Wroth's chest ached with Myst's sorrow as no physical wound had ever hurt him. She'd run from the men because the ones who would chase a 'helpless' maiden were the ones who would die. Wroth wanted to stay with that memory, to make sure she recovered from this hellish pain, but another familiar dream began. Snow outside, packed so high it covered half of the window. The meeting around the hearth. '…teach her to be all that was good and honorable about the Valkyrie…'

Myst closed her eyes against a memory—the one he'd struggled to see—that she could never erase, never alleviate. She remembered and she vowed again that she would be worthy.

She was in the middle of her first field of battle, there as a chooser of the slain. She'd been sent young, barely fifteen, because she'd been born of a brave Pict who'd plunged a dagger into her own heart. Myst was supposed to be like that.

But she wasn't. Not yet. She was sick with terror.

One hundred thousand men, cut to pieces, blood like a river up to her ankles. 'They were all brave,' she said, peering around her, dizzily turning in circles as electricity rolled from her in waves. Sounding lost, she whispered, 'How am I to choose? A beggar handing out coins…' She began trembling uncontrollably with fear.

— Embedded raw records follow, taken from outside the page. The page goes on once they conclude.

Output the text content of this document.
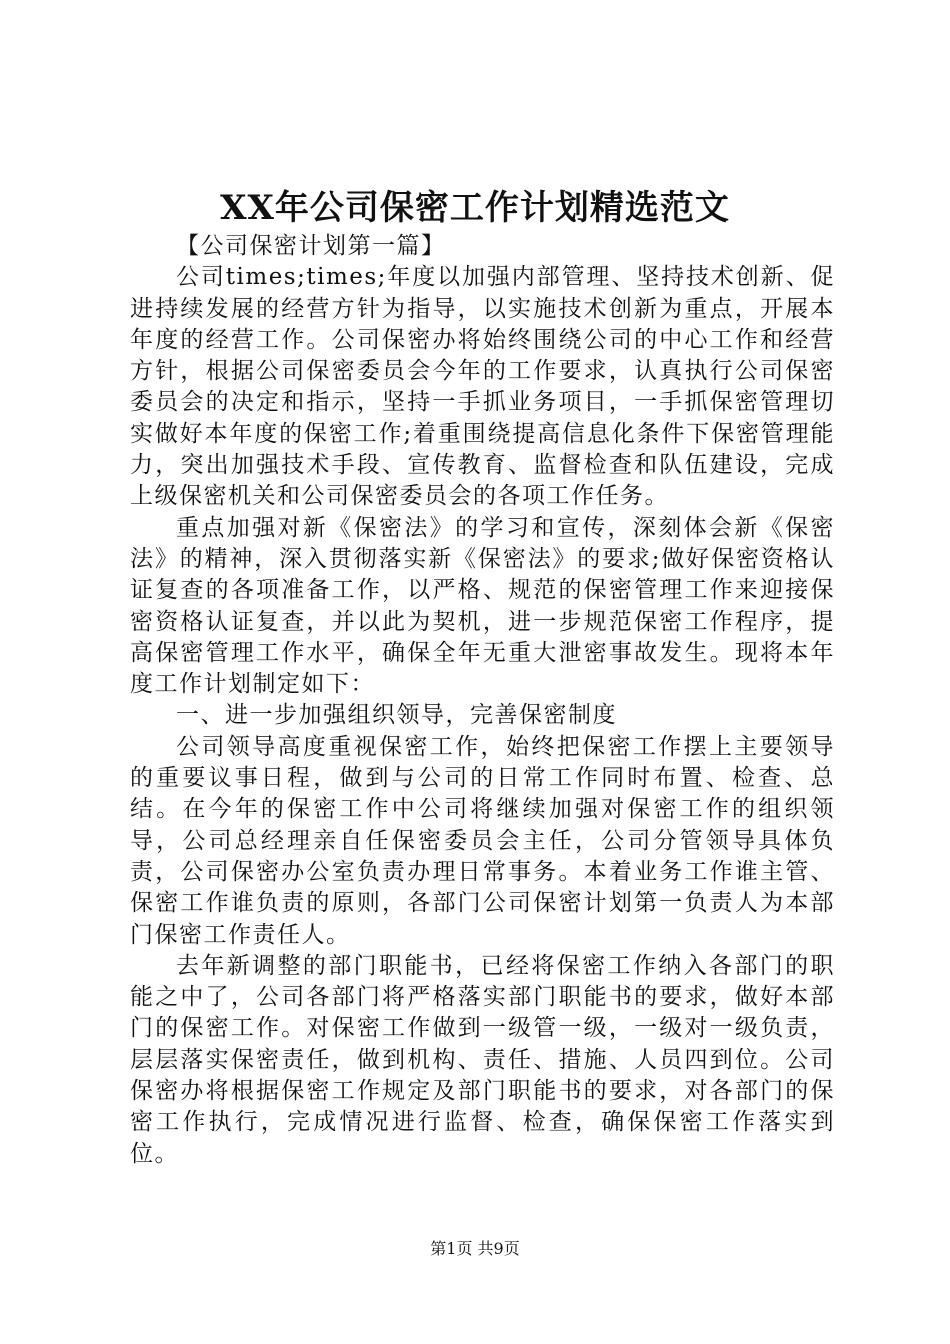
XX年公司保密工作计划精选范文

【公司保密计划第一篇】

公司times;times;年度以加强内部管理、坚持技术创新、促进持续发展的经营方针为指导，以实施技术创新为重点，开展本年度的经营工作。公司保密办将始终围绕公司的中心工作和经营方针，根据公司保密委员会今年的工作要求，认真执行公司保密委员会的决定和指示，坚持一手抓业务项目，一手抓保密管理切实做好本年度的保密工作;着重围绕提高信息化条件下保密管理能力，突出加强技术手段、宣传教育、监督检查和队伍建设，完成上级保密机关和公司保密委员会的各项工作任务。

重点加强对新《保密法》的学习和宣传，深刻体会新《保密法》的精神，深入贯彻落实新《保密法》的要求;做好保密资格认证复查的各项准备工作，以严格、规范的保密管理工作来迎接保密资格认证复查，并以此为契机，进一步规范保密工作程序，提高保密管理工作水平，确保全年无重大泄密事故发生。现将本年度工作计划制定如下：

一、进一步加强组织领导，完善保密制度

公司领导高度重视保密工作，始终把保密工作摆上主要领导的重要议事日程，做到与公司的日常工作同时布置、检查、总结。在今年的保密工作中公司将继续加强对保密工作的组织领导，公司总经理亲自任保密委员会主任，公司分管领导具体负责，公司保密办公室负责办理日常事务。本着业务工作谁主管、保密工作谁负责的原则，各部门公司保密计划第一负责人为本部门保密工作责任人。

去年新调整的部门职能书，已经将保密工作纳入各部门的职能之中了，公司各部门将严格落实部门职能书的要求，做好本部门的保密工作。对保密工作做到一级管一级，一级对一级负责，层层落实保密责任，做到机构、责任、措施、人员四到位。公司保密办将根据保密工作规定及部门职能书的要求，对各部门的保密工作执行，完成情况进行监督、检查，确保保密工作落实到位。

第1页 共9页
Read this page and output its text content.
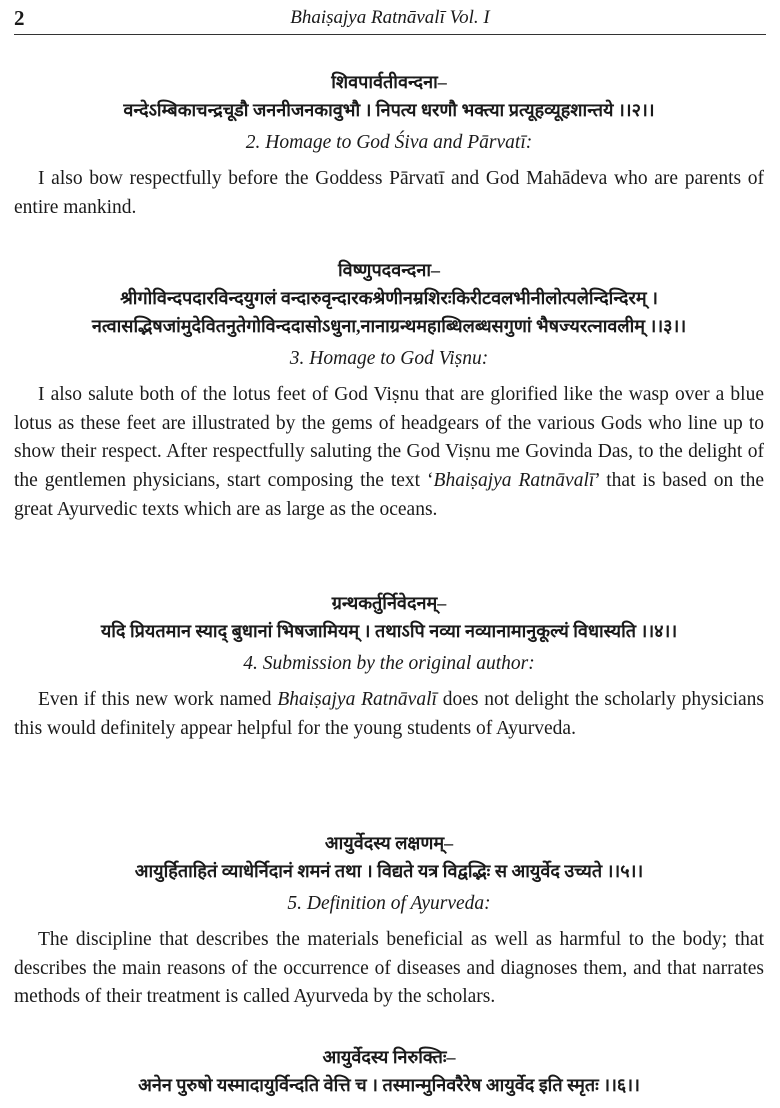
2	Bhaiṣajya Ratnāvalī Vol. I
शिवपार्वतीवन्दना–
वन्देऽम्बिकाचन्द्रचूडौ जननीजनकावुभौ । निपत्य धरणौ भक्त्या प्रत्यूहव्यूहशान्तये ।।२।।
2. Homage to God Śiva and Pārvatī:

I also bow respectfully before the Goddess Pārvatī and God Mahādeva who are parents of entire mankind.

विष्णुपदवन्दना–
श्रीगोविन्दपदारविन्दयुगलं वन्दारुवृन्दारकश्रेणीनम्रशिरःकिरीटवलभीनीलोत्पलेन्दिन्दिरम् ।
नत्वासद्भिषजांमुदेवितनुतेगोविन्ददासोऽधुना,नानाग्रन्थमहाब्धिलब्धसगुणां भैषज्यरत्नावलीम् ।।३।।
3. Homage to God Viṣnu:

I also salute both of the lotus feet of God Viṣnu that are glorified like the wasp over a blue lotus as these feet are illustrated by the gems of headgears of the various Gods who line up to show their respect. After respectfully saluting the God Viṣnu me Govinda Das, to the delight of the gentlemen physicians, start composing the text ‘Bhaiṣajya Ratnāvalī’ that is based on the great Ayurvedic texts which are as large as the oceans.

ग्रन्थकर्तुर्निवेदनम्–
यदि प्रियतमान स्याद् बुधानां भिषजामियम् । तथाऽपि नव्या नव्यानामानुकूल्यं विधास्यति ।।४।।
4. Submission by the original author:

Even if this new work named Bhaiṣajya Ratnāvalī does not delight the scholarly physicians this would definitely appear helpful for the young students of Ayurveda.

आयुर्वेदस्य लक्षणम्–
आयुर्हिताहितं व्याधेर्निदानं शमनं तथा । विद्यते यत्र विद्वद्भिः स आयुर्वेद उच्यते ।।५।।
5. Definition of Ayurveda:

The discipline that describes the materials beneficial as well as harmful to the body; that describes the main reasons of the occurrence of diseases and diagnoses them, and that narrates methods of their treatment is called Ayurveda by the scholars.

आयुर्वेदस्य निरुक्तिः–
अनेन पुरुषो यस्मादायुर्विन्दति वेत्ति च । तस्मान्मुनिवरैरेष आयुर्वेद इति स्मृतः ।।६।।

He wanted to be there to protect her, comfort her.

Another memory. New to him. Could he withstand another?

Myst ran to him when he returned to Blachmount from some errand, and as he'd squeezed her up into his arms and kissed her, she'd thought, 'I just ran to get in his arms. I just…Whoa. Whoa. Uhn- uh.'

Wroth remembered she'd clambered down from him, looking flushed and panicky, joking about the Xbox, saying she felt 'a little like Bobby Brown' for introducing him to the addictive game.

Now he knew why she'd panicked. Myst, along with all her sisters, had been taught that she would know her true partner when he opened his arms and she realized she'd forever run to get within them.

Wroth woke to his own yelling, thrashing over, clutching for her. Everything he'd thought about her was wrong. His chest hurt with the loss and anguish she'd experienced. 'You're free. Myst…'

The bed was empty.

He shot to his feet, scanning the room, finding a bloody note on the table by the bed, under the cross. A heart for a heart

Dread settled over him, numbing his mind, even as panic was sharp, stabbing at his body like a blade. He half-staggered, half-traced into the study, eyes falling on the safe wall. To his horror, he saw no safe, but as he neared, growing more sickened, he found blood on the stone that had housed it, clawed away in a frenzy. She'd dug through it to get to her chain, to her freedom.

Wroth fell to his knees, head bowed as a guttural sound of pain erupted from his chest. At the first opportunity, he'd offered her torture, only to follow it by stealing her freedom from her.

And then…

A heart for a heart. She'd made his beat. Had he broken hers?

He'd lost her. And he'd deserved to.